Quai du bonheur, Canal St-Martin, France

mercredi 10 janvier 2007.
 

Lundi 8 janvier 2007. Je me rends quai de Jemmapes en longeant le Canal St-Martin, simplement pour m’imprégner du climat, pour voir, écouter, capter la réalité en regard des images médiatiques vues par la France entière depuis quelques semaines. Il pleut légèrement, le ciel est gris. Nous ne sommes pas dans un film de Marcel Carné, il y a la couleur dans ce décor-là bien palpable.

Les tentes rouges sont là, de chaque côté de la rive et sont plantées jusqu’à l’Hôtel du Nord, le vrai pas celui reconstitué pour la légende en Noir et blanc. Nous ne sommes pas au Cinéma mais dans la vie, en 2007 où le drame se joue, où les gens meurent vraiment et souffrent, pas comme dans les bobines, pas en 24 images par secondes.

Aujourd’hui je ne suis pas de gauche, je ne suis pas de droite, ni du milieu ni d’aucun extrême... je suis un humain qui regarde son siècle en dehors de tout clivage politique, parti-pris idéologique.
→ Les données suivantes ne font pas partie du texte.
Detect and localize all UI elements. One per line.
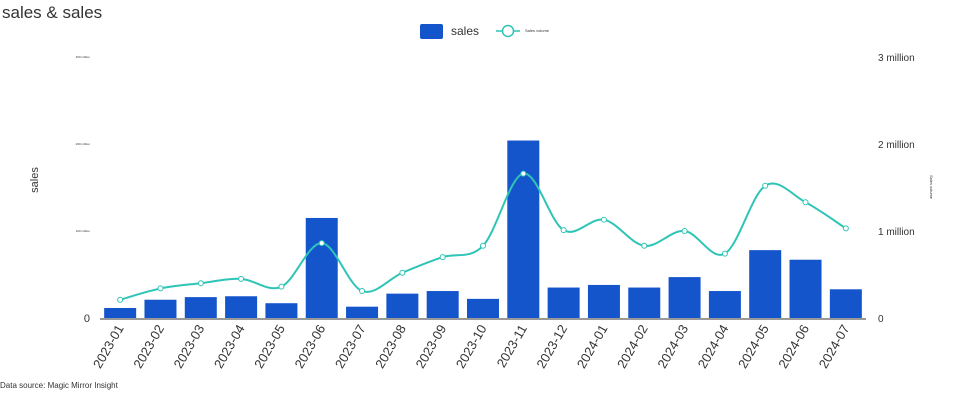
bar	[708, 291, 741, 318]
y-tick-label: 100 million	[76, 229, 91, 233]
x-tick-label: 2023-10	[453, 322, 490, 371]
line-point	[197, 280, 204, 287]
x-tick-label: 2023-08	[372, 322, 409, 371]
y2-tick-label: 0	[878, 314, 884, 325]
bar	[225, 296, 258, 318]
line-point	[117, 296, 124, 303]
bar	[749, 250, 782, 318]
x-tick-label: 2023-01	[90, 322, 127, 371]
bar	[829, 289, 862, 318]
x-tick-label: 2024-03	[654, 322, 691, 371]
bar	[467, 298, 499, 318]
line-point	[842, 225, 849, 232]
bar	[144, 299, 177, 318]
line-point	[641, 242, 648, 249]
bar	[547, 287, 580, 318]
source-note: Data source: Magic Mirror Insight	[0, 381, 119, 390]
bar	[346, 306, 379, 318]
line-point	[681, 228, 688, 234]
line	[119, 172, 847, 301]
x-tick-label: 2023-06	[291, 322, 328, 371]
line-point	[238, 275, 245, 282]
line-point	[278, 283, 285, 290]
bar	[265, 303, 298, 318]
line-point	[520, 170, 527, 177]
legend-swatch	[420, 24, 443, 39]
line-point	[560, 227, 567, 234]
x-tick-label: 2023-02	[130, 322, 167, 371]
x-tick-label: 2023-12	[533, 322, 570, 371]
x-tick-label: 2024-04	[695, 322, 732, 371]
x-tick-label: 2024-05	[735, 322, 772, 371]
bar	[587, 284, 620, 318]
bar	[305, 217, 338, 318]
line-point	[439, 254, 446, 261]
line-point	[157, 285, 164, 292]
line-point	[721, 250, 728, 257]
line-point	[318, 240, 325, 247]
y2-tick-label: 1 million	[878, 227, 915, 238]
y2-tick-label: 3 million	[878, 53, 915, 64]
x-tick-label: 2023-11	[494, 322, 530, 370]
line-point	[600, 216, 607, 223]
x-tick-label: 2023-09	[412, 322, 449, 371]
legend-label: Sales volume	[525, 28, 550, 33]
x-tick-label: 2024-07	[816, 322, 853, 371]
legend-label: sales	[451, 24, 479, 38]
x-tick-label: 2024-02	[614, 322, 651, 371]
x-tick-label: 2023-04	[211, 322, 248, 371]
x-tick-label: 2023-07	[332, 322, 369, 371]
bar	[104, 307, 137, 318]
line-point	[399, 269, 406, 276]
line-point	[480, 242, 486, 249]
y-tick-label: 300 million	[76, 55, 91, 59]
y2-axis-label: Sales volume	[929, 175, 934, 200]
x-tick-label: 2024-06	[775, 322, 812, 371]
line-point	[802, 199, 809, 206]
y-axis-label: sales	[29, 167, 41, 193]
y2-tick-label: 2 million	[878, 140, 915, 151]
bar	[184, 297, 217, 318]
bar	[668, 277, 701, 318]
line-point	[762, 182, 769, 189]
x-tick-label: 2023-05	[251, 322, 288, 371]
y-tick-label: 200 million	[76, 142, 91, 146]
bar	[628, 287, 661, 318]
x-tick-label: 2024-01	[574, 322, 611, 371]
y-tick-label: 0	[84, 313, 90, 325]
bar	[386, 293, 419, 318]
x-tick-label: 2023-03	[171, 322, 208, 371]
legend-marker	[501, 24, 515, 38]
line-point	[359, 288, 366, 295]
bar	[507, 140, 540, 318]
bar	[426, 291, 459, 318]
chart-title: sales & sales	[2, 3, 102, 22]
bar	[789, 259, 822, 318]
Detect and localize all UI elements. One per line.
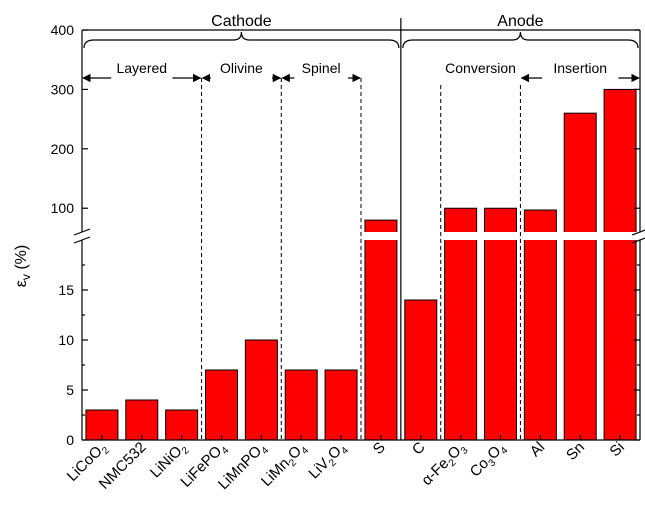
bar-11	[523, 209, 557, 441]
subgroup-label-bg	[210, 62, 273, 82]
category-label: LiV2O4	[305, 438, 351, 484]
axis-break-mark-left-lower	[73, 236, 91, 244]
bar-1	[125, 399, 159, 441]
bar-6	[324, 369, 358, 441]
annotations: Cathode Anode Layered Olivine Spinel Conversi…	[82, 13, 640, 440]
bar-13	[603, 88, 637, 441]
category-label: C	[409, 439, 429, 459]
subgroup-label-bg	[542, 62, 619, 82]
category-label: Si	[606, 439, 627, 460]
group-brace-0	[83, 31, 400, 49]
group-label: Cathode	[211, 13, 272, 30]
y-tick-label: 10	[58, 332, 74, 348]
bar-3	[205, 369, 238, 441]
subgroup-label-bg	[111, 62, 173, 82]
category-label: Al	[527, 439, 548, 460]
subgroup-label-bg	[294, 62, 348, 82]
bar-12	[563, 112, 597, 441]
subgroup-label: Conversion	[445, 60, 516, 76]
category-label: S	[370, 439, 389, 458]
category-label: LiMn2O4	[258, 438, 312, 492]
category-labels: LiCoO2NMC532LiNiO2LiFePO4LiMnPO4LiMn2O4L…	[64, 438, 628, 493]
axis-break-mark-right-upper	[631, 229, 645, 236]
y-tick-label: 15	[58, 282, 74, 298]
category-label: Co3O4	[467, 438, 511, 482]
bar-8	[404, 299, 438, 441]
subgroup-label-bg	[438, 62, 523, 82]
axis-break-mark-right-lower	[631, 237, 645, 244]
group-label: Anode	[497, 13, 543, 30]
axes: 0 5 10 15 100 200 300 400	[51, 22, 645, 448]
group-brace-1	[402, 31, 639, 49]
y-tick-label: 300	[51, 81, 75, 97]
subgroup-label: Spinel	[302, 60, 341, 76]
axis-break-mark-left-upper	[73, 228, 91, 236]
subgroup-label: Layered	[116, 60, 167, 76]
y-tick-label: 5	[66, 382, 74, 398]
bar-7	[364, 219, 398, 441]
y-axis-title: εv (%)	[13, 245, 33, 287]
bar-9	[444, 207, 478, 441]
y-tick-label: 0	[66, 432, 74, 448]
bar-10	[484, 207, 517, 441]
y-tick-label: 400	[51, 22, 75, 38]
bar-4	[244, 339, 278, 441]
subgroup-label: Insertion	[553, 60, 607, 76]
y-tick-label: 200	[51, 141, 75, 157]
category-label: α-Fe2O3	[418, 438, 471, 491]
bars	[83, 88, 639, 441]
bar-5	[284, 369, 318, 441]
category-label: Sn	[563, 439, 588, 464]
y-tick-label: 100	[51, 200, 75, 216]
subgroup-label: Olivine	[220, 60, 263, 76]
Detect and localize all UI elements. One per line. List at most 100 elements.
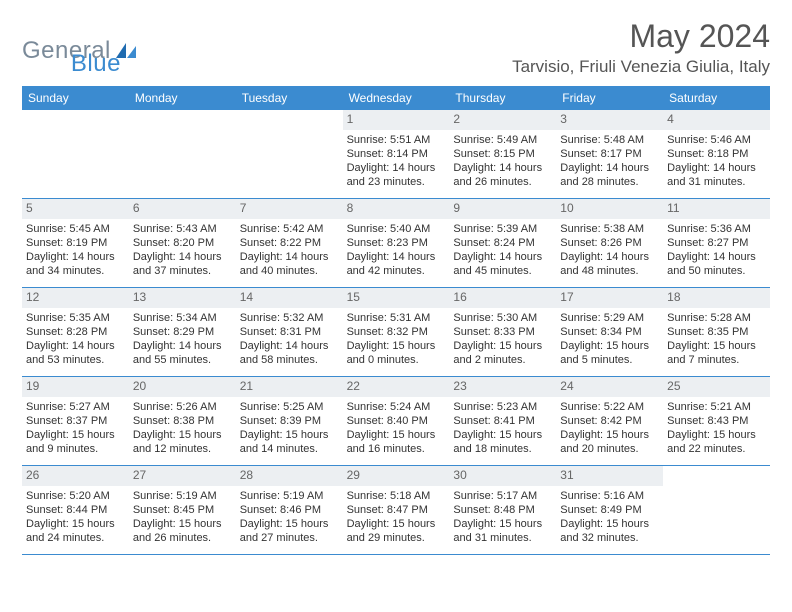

Rarement dans ma vie je n’ai saisi dans une foule, dans un groupe, un tel sentiment de convivialité, de simplicité, une telle communion entre les êtres. Journalistes, badauds, clochards, exclus, jeunes, vieux, inclus, logés, mal logés, pas trop bien logés, marginaux pour la première fois depuis longtemps se parlent, s’écoutent, se regardent sans se faire honte, sans s’aggresser.

Nous sommes tous des enfants de Don Quichotte, la précarité exclue de moins en moins de monde, elle accueille en son sein tous les milieux, toutes les races, tous les parcours.

Face à ce microcosme sauvage, délicieusement révolutionnaire dans le meilleur sens de ce terme, face à ce collage improbable de gens de tous les horizons se dégage une étrange poésie positive, un sentiment trop peu ressenti qui faire croire qu’une prise de conscience globale est là.

Sur un des ponts qui traverse le Canal on peut y lire des messages divers, des tags, des dessins comme représentatif du meilleur Art urbain. "Quai du bonheur" sur un barre métallique avec une date, une interpellation polie mais inquiète à Nicolas Sarkozy, des messages d’amour...

Autour de moi les individus discutent avec passion ou calme. Une jolie jeune fille brune est assise à l’entrée d’une des tentes et s’entretient avec un des occupants ; ils rient, leurs yeux se toisent avec fièvre, on peut voir des étincelles dans leurs regards.

Plus loin, un homme à lunettes refait le monde, invective son voisin en disant que le combat continue, que la France a compris le message et que rien ne sera plus comme avant. On a envie de le croire.

Des cagettes, des poubelles amassées sous un pont plutôt que de faire décharge publique ont des allures d’oeuvre d’Art contemporain du meilleur effet. C’est comme si le temps avait été stoppé net et que tous les rôles étaient échangés. Le laid devient beau, le malheur et l’exclusion sont devenus outils de partage et de respect, d’Amour.

A côté de cela les discours de haine des écrivains racistes, des pseudo intellectuels exilés à St-Germain, au Canada, en Suisse ou ailleurs paraissent bien ridicules, les petits ego des moralisateurs aussi.

Il prends au tripes ce quai du bonheur, il fait avancer les choses, il rend notre regard sur le monde meilleur.

Bien sûr il faudra lever le camp demain ou après-demain mais l’endroit mérite de rester un symbole de liberté et d’amour et le quai Jemmapes d’être rebaptisé.